JOMBANG – Dinamika politik di Kabupaten Jombang kian menghangat. Sembari menunggu rekomendasi dari  partai turun, sejumlah bakal calon terus melakukan sosialisasi.

Salah satunya, yang paling mencolok adalah pemasangan baliho Abdul Khodir kader Partai Demokrat dan Wulang Suhardi kader PDIP di Jl Raya Mojowarno yang letaknya bersebelahan.  

Dari pantauan Jawa Pos Radar Jombang, baliho milik Abdul Khodir dipasang lebih dahulu daripada baliho milik Wulang Suhardi. ”Memang kalau yang biru (milik Khodir, Red) lebih dulu.

Disusul setelah itu yang merah (Wulang,Red) itu di sebelahnya,’’ ujar Solikhin, warga yang melintas saat Jawa Pos Radar Jombang mengambil beberapa gambar.

Tepisah, David Budianto anggota Panwaslu Kabupaten Jombang  mengatakan, pemasangan baliho yang dilakukan bakal calon belakangan ini memang cukup marak.

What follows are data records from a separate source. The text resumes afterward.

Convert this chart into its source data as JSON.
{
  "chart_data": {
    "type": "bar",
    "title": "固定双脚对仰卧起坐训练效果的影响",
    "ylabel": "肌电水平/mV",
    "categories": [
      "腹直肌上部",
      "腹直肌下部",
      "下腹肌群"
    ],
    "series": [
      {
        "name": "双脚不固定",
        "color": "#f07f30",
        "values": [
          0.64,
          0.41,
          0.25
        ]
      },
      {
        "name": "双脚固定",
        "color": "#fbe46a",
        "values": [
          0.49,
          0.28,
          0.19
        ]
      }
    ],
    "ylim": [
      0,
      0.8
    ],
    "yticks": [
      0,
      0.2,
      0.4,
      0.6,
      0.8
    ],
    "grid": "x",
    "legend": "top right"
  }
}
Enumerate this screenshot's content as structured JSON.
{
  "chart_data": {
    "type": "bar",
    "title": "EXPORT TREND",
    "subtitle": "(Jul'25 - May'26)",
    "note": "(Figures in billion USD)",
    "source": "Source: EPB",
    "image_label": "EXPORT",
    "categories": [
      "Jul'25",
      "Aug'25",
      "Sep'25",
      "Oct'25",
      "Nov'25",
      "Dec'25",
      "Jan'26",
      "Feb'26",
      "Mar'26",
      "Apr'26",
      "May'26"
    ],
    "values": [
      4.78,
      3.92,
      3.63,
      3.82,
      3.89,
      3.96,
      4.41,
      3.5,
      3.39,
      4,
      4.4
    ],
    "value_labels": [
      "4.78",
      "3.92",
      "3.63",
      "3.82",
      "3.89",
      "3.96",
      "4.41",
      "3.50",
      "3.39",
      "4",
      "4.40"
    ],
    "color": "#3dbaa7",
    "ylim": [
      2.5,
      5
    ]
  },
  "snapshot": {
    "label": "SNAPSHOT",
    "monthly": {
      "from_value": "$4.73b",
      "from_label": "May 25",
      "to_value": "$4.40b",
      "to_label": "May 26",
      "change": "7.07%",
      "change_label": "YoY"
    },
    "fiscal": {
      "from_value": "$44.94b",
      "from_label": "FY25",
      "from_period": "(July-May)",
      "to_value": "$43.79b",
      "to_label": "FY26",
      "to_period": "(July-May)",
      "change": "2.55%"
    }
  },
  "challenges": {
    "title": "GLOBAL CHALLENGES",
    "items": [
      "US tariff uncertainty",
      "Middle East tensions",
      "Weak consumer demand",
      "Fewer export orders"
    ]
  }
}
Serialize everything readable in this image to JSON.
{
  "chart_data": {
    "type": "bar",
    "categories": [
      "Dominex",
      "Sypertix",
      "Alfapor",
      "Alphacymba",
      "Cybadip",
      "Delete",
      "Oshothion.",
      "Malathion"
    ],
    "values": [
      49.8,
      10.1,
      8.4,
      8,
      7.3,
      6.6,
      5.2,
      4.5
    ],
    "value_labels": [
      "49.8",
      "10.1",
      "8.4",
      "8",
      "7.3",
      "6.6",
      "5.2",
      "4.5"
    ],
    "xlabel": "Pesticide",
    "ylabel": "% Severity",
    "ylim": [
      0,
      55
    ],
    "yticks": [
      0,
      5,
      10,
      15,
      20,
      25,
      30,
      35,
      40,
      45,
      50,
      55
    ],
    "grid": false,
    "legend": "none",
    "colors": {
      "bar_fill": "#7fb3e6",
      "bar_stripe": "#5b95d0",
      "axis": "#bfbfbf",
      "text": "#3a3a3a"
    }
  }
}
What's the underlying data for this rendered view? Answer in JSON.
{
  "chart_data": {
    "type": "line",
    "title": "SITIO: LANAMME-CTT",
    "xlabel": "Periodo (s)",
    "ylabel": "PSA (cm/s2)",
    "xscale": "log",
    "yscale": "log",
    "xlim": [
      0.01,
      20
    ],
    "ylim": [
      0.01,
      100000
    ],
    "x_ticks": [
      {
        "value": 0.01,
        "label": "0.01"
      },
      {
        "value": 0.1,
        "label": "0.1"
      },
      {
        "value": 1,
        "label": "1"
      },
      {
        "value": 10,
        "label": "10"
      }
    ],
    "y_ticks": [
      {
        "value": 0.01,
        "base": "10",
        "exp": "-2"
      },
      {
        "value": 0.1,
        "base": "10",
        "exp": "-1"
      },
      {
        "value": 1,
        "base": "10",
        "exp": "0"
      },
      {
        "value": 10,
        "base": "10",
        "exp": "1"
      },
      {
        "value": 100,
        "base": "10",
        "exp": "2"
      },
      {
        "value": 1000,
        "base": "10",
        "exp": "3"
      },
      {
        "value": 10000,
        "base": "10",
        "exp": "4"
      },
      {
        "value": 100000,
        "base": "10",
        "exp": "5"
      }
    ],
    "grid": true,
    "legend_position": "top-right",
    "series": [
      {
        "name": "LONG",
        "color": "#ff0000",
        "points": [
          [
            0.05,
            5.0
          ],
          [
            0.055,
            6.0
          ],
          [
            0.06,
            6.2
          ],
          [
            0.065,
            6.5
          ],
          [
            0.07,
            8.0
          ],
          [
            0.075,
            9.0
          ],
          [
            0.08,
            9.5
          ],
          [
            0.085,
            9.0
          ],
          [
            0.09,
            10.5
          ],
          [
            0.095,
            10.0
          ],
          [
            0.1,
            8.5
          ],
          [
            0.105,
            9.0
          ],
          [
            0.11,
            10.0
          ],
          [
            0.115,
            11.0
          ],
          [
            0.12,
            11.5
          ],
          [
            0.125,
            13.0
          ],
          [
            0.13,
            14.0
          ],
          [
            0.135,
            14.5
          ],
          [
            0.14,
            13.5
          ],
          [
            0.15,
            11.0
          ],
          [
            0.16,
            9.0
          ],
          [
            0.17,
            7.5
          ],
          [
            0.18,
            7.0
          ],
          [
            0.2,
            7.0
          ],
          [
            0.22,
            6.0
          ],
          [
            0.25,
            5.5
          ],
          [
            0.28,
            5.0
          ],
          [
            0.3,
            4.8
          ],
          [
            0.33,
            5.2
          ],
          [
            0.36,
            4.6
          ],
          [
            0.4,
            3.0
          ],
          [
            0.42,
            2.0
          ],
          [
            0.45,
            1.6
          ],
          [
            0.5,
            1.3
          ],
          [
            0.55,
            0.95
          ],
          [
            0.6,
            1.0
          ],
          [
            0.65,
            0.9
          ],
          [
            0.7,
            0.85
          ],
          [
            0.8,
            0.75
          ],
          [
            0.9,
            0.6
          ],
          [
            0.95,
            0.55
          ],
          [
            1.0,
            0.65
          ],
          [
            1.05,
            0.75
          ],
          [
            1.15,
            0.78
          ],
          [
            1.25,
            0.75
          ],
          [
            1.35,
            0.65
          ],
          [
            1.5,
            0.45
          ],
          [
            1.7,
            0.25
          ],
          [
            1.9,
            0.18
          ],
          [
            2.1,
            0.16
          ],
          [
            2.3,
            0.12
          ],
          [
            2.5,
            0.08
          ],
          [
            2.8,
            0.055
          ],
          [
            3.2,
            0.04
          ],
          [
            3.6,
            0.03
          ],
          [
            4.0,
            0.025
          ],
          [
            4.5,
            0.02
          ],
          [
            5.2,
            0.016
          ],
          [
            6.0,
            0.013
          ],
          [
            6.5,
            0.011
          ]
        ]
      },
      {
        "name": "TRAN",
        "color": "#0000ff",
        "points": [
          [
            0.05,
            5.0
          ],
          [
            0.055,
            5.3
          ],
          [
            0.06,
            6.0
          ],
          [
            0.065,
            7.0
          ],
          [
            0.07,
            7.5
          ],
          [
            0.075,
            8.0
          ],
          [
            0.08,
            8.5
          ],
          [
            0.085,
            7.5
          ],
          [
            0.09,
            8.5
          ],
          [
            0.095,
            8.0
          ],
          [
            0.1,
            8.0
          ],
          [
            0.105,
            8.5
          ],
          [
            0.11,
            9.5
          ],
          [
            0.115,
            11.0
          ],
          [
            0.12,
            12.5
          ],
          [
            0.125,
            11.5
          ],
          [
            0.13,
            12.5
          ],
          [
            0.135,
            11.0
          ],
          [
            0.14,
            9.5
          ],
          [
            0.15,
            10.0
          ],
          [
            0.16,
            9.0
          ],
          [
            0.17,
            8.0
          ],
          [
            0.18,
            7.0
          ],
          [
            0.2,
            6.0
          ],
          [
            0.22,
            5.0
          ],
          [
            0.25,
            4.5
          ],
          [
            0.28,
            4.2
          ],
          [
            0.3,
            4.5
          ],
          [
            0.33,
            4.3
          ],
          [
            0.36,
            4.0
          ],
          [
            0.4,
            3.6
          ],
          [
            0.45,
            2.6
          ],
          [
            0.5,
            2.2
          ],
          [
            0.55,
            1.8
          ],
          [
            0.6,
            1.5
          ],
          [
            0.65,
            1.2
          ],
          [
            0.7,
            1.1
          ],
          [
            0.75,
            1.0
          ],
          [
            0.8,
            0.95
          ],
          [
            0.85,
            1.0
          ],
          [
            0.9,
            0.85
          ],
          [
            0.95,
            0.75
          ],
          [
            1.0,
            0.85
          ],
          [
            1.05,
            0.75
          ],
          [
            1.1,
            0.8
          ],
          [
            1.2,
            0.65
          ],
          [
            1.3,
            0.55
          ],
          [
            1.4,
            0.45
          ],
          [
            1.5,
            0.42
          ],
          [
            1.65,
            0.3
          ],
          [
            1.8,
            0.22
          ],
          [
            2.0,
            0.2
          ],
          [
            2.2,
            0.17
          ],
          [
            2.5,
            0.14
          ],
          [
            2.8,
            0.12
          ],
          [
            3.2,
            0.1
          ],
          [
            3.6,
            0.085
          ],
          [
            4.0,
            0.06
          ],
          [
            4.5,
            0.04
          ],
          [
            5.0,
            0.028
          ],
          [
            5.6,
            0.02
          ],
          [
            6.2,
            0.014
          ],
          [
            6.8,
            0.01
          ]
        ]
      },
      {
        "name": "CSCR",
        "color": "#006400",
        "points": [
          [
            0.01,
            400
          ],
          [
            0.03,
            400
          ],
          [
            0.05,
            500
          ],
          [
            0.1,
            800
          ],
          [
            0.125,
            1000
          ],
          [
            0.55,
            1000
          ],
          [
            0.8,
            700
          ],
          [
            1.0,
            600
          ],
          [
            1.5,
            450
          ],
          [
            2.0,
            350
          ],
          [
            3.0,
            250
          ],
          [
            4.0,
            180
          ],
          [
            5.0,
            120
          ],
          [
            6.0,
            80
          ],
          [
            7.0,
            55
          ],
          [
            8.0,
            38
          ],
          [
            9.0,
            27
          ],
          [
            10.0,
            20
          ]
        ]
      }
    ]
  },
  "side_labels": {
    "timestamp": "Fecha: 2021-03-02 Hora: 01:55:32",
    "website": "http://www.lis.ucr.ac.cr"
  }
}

Namun hal itu dianggap tak ada masalah. ”Jadi, hal itu kan tujuanya untuk sosialisasi dini, maka tidak masalah,’’ ujar dia dikonfirmasi terpisah.

Namun, jika pemasangan yang dilakukan melanggar tata tertib itu bisa melanggar perda Kabupaten Jombang.

”Beda lagi jika pemasangannya melanggar lalu lintas. Kita berharap hal seperti itu tidak terjadi. Namun jika memang ada makayang berwenang adalah pemerintah daerah,’’ tandasnya.

Selama belum ditetapkan menjadi calon di KPU maka kewenanganya untuk mengawasi dan menindak belum berlaku. ”Jadi kalau sudah ditetapkan sebagai calon, nanti harus ikut aturan kita,’’ pungkasnya.